Nos relations avec les gens de Tourane se maintiennent en apparence assez amicales. Le matin, dans la foule du marché, si nous nous mettons en colère par hasard, vite on nous fait tchintchinn, la révérence très humble ; alors aucun moyen de ne pas rire, et nous voilà désarmés. Avec ce peuple, vieillot et enfantin, on ne peut même pas se fâcher bien sérieusement.

De temps en temps une reconnaissance dans les baies voisines, ou bien une course en canot après des jonques suspectes ; autrement rien n’anime ces journées de blocus. L’ennui nous tient tous, et on n’entend presque plus chanter nos matelots.


VIII.

Le rêve prend ici une importance étrange, surtout pendant le lourd sommeil de midi. Il en reste ensuite des images dépareillées, incohérentes, le plus souvent fort mystérieuses, qui vous poursuivent jusqu’au soir.

Aujourd’hui je revoyais la terrasse d’un vieux domaine de campagne, — que j’aimais beaucoup quand j’étais enfant. Dans le rêve, il faisait une nuit d’été très chaude ; on dominait au loin des plaines de bruyères. Il y avait près de moi un groupe de jeunes filles qui portaient des costumes d’époques fort différentes, bien qu’elles parussent toutes à peu près du même âge.

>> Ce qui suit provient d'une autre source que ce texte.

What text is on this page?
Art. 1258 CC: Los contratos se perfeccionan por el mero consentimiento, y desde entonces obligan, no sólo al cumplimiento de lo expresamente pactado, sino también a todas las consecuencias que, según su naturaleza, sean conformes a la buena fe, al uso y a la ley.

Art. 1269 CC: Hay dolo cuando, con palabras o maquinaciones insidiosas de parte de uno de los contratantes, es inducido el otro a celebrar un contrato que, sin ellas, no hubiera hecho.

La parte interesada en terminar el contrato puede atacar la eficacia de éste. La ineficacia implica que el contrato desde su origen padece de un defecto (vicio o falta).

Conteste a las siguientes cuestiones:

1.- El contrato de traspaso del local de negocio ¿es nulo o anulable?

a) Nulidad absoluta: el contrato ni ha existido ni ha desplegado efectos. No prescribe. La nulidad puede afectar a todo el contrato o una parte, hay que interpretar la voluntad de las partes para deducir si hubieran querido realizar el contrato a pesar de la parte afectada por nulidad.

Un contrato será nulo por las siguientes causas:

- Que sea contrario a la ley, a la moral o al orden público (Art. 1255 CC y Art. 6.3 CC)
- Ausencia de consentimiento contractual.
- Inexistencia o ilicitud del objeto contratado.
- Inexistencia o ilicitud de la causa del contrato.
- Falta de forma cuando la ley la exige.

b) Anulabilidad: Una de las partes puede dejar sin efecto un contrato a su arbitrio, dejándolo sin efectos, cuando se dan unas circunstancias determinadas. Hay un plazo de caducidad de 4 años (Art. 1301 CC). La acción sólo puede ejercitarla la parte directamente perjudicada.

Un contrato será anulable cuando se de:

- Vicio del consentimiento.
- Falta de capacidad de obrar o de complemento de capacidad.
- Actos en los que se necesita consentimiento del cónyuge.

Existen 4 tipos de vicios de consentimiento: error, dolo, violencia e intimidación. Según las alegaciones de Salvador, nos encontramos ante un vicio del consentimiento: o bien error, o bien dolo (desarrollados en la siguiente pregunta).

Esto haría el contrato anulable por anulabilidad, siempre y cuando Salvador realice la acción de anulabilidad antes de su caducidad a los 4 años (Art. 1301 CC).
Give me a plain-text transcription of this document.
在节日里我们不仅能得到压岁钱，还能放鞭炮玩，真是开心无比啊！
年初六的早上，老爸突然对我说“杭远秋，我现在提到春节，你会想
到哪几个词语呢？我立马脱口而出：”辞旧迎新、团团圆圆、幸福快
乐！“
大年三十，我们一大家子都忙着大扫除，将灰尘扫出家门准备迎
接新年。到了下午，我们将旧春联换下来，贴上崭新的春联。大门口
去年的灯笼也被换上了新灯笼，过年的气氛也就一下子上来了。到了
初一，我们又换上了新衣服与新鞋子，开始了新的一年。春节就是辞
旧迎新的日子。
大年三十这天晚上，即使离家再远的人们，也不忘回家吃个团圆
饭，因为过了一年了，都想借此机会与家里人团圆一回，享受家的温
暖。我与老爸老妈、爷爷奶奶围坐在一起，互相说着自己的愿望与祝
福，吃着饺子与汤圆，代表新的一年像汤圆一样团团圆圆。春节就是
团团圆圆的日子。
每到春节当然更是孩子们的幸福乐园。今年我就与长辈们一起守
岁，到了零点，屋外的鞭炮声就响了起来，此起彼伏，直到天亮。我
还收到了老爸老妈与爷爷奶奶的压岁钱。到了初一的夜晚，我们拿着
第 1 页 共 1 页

Ces jeunes filles, c’étaient ma mère, mes grand’mères, mes grand’tantes, très reconnaissables sans hésitation possible, bien que rajeunies jusqu’à seize ans, et vêtues de leurs toilettes surannées d’alors. Il y avait même la petite dernière venue de notre famille, qui est en réalité très jeune, celle-ci avec de longs cheveux blonds, — nullement surprises du reste de se trouver toutes ensemble, ni de me voir au milieu d’elles, et causant gaîment de choses d’autrefois.

Des vols de flamants roses, presque lumineux, passaient très haut dans le ciel, qui était pesant et sombre ; on sentait des parfums d’été très suaves. Les pierres de cette terrasse étaient disjointes, moussues comme dans les ruines, et on y voyait courir des branches de jasmins, fleurettes démodées, que les jeunes filles du vieux temps mettaient à leur corsage.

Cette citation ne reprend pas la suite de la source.